# DCFemTech Tour de Code: Data Science & Machine Learning Tutorial

### Tutorial Overview
This tutorial is divided into 2 parts. During the first half of the tutorial, we introduce data cleaning and exploratory data analysis. The second half will cover more advanced topics such as Machine Learning.

At any point during the tutorial if you get stuck or need further clarification, please do not hesitate to raise your hand so that a facilitator can help you.

### Dataset
The dataset `census.csv`  was derived from the Census Bureau Database and is a comprehensive record of over 48,000 individuals and their socio-economic information.

### The Challenge
Determine a person's income level based on the socio-economic based on the socio-economic measures given.


## Part 1: Data Cleaning & Exploratory Data Analysis


## Getting Started

<font color=blue> Please install the necessary Python packages before starting this notebook. The packages used are:
- pandas (as pd)
- numpy (as np)
- datetime (as dt)
- plotly (plotly.plotly as py / plotly.graph_objs as go)
- matplotlib.pyplot (as plt)
- seaborn (as sns)
    
</font>

#### STEP 1: IMPORT THE PACKAGES
Import the packages we'll be using during the exercise. This has already been done for you. Just select the cell and click "Run" (or Shift+Return on Macbooks) to execute the package installation. 

Remember, if you're using Anaconda, you'll need to create a new kernel (follow the instructions in the participant's guide).

In [None]:
# This are the packages you need. Simply run this cell.
from IPython.display import display

import pandas as pd
import numpy as np
import datetime as dt

import plotly
import plotly.plotly as py
import plotly.graph_objs as go
plotly.offline.init_notebook_mode()
from plotly.offline import *

import matplotlib.pyplot as plt
import seaborn as sns
pd.set_option('max_rows', 999) # default is 60 rows

#Always set a random seed to replicate your results
np.random.seed(44)

Now that you have your packages installed, we will load our census data from our csv (comma-separated value) file into a **Pandas DataFrame**. A dataframe is which is a 2-dimensional labeled data structure with columns of potentially different types. Each row has a unique label (the row index), and each column has a unique label (the column index). Simply stated, a dataframe is a table of data, similar to a spreadsheet or SQL table.

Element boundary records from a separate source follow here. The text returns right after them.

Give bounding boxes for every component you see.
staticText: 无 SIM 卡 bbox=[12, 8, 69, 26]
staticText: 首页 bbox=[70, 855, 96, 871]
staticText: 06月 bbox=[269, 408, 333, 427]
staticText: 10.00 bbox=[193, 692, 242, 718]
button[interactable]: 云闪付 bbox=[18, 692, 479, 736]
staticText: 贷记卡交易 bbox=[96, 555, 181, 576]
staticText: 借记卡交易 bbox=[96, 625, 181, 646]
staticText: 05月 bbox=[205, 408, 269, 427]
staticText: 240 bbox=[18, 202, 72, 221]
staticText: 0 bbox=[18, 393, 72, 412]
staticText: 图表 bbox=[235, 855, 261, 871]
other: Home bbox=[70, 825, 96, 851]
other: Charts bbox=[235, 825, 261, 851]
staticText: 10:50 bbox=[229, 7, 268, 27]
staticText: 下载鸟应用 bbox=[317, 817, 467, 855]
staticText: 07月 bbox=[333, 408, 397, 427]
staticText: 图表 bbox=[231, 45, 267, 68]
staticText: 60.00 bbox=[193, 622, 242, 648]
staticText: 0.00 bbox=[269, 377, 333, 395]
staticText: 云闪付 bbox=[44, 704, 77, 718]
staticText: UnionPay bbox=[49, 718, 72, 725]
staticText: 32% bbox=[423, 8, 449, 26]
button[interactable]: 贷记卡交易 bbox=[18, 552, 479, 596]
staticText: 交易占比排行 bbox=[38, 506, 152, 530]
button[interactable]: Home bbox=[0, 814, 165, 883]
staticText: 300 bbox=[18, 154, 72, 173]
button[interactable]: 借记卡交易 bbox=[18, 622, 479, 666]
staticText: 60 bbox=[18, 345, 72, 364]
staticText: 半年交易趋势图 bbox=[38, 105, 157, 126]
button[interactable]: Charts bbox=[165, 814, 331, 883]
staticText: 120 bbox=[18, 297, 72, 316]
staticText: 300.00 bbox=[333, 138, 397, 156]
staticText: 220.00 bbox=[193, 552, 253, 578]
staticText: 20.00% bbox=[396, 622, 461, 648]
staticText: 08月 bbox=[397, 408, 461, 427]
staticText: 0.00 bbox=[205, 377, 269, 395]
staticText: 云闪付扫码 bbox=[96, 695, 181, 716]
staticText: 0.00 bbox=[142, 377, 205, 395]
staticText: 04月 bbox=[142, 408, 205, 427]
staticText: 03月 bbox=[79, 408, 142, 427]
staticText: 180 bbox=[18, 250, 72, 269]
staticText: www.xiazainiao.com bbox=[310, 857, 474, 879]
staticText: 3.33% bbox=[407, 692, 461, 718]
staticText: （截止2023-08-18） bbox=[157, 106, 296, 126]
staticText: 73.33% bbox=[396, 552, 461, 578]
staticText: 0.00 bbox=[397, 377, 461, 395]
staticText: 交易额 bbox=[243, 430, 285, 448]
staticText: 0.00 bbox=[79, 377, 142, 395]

A csv file is a text file containing data in table form, where columns are separated using the ‘,’ comma character, and rows are on separate lines. Loading a csv file is made extremely simple with the `.read_csv()` function in Pandas, once you know the path to your file. 

In [None]:
#Run this line to "read-in" your dataset
census = pd.read_csv("datasets/census.csv")

Once you've read in the data, use the `.head()` method, which prints the first 5 rows (by default). You can use this method to inspect just the beginning of the data.

In [None]:
#Run this to see the first 5 rows of your dataset
census.head()

In [None]:
census.head(30) # Prints the first 30 rows

Want to see the last rows of your dataset? Using the `.tail()` method, inspect the end of the data.

In [None]:
#use .tail() method to see the bottowm rows
census.tail()

Use `.columns` to get a list of all the column names. 

In [None]:
census.columns
#where did the () go? 

Looks like some colums have extra white space at the beginning or the end (race, income). Let's quickly remove these leading and trailing whitespaces


In [None]:
#Remove leading or trailing whitespace from columns:
census.columns = census.columns.str.strip()

In [None]:
#Our column names won't work. We strongly recommend removing dashes and only using underscores
census.columns = census.columns.str.replace('-', '_')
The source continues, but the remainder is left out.